Two lawsuits followed — one from people who said they had no idea such videos had been made, another from those who said they did not know their videos were being shared for review.

Meta has said users were made aware of the possibility of human review in its terms of service.

Industry Race

Despite the concerns, sales continue to rise, and competitors are entering the market. Apple is reportedly developing its own version, possibly for release next year. Snap will release new Specs this year. Google is set to try more than a decade after its Google Glass flop.
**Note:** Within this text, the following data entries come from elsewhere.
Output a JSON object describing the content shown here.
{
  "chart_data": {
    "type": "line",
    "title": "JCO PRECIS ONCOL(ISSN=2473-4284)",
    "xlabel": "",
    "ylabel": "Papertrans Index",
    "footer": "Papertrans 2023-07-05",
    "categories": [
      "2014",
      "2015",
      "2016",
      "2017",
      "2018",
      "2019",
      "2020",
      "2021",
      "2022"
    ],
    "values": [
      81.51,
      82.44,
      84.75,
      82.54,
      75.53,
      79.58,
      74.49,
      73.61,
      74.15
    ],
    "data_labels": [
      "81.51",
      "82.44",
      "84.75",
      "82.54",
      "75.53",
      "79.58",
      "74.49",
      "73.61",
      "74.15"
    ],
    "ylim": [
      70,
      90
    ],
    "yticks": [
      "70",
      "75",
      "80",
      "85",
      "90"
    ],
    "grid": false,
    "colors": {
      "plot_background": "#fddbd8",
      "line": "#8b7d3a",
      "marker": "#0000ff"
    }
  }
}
Researchers expect as many as 100 million people to buy a pair in the coming years, making enforcement of recording prohibitions in courthouses, museums, movie theatres, hospitals, and bathrooms nearly impossible.

Facial Recognition Threat

Meta reportedly plans to add facial recognition technology to an updated version, meaning wearers could not only secretly record anyone but also quickly identify them.

Meta markets the glasses under the tagline “Designed for privacy, controlled by you,” suggesting users do not record people who object and turn the glasses off in “sensitive spaces.” These suggestions often go ignored.

Growing Backlash

An increasingly popular use is recording pranks on unsuspecting people. Online influencer Aniessa Navarro said she felt sick when she discovered her waxing technician was wearing Meta’s glasses. The technician claimed they were not recording and were needed for prescription lenses.

Meta chief technology officer Andrew Bosworth dismissed concerns about stigma, citing sales figures as proof of acceptance.

But David Harris, a former Meta AI researcher now at UC Berkeley, expects this generation to face the same backlash that doomed Google Glass.

“Technology like this is fundamentally an invasion of privacy, and it’s really going to face more and more backlash,” Harris said.

In December, a man posted a video complaining that a woman on the New York City Subway broke his Meta glasses. Rather than sympathy, the internet hailed her as a hero.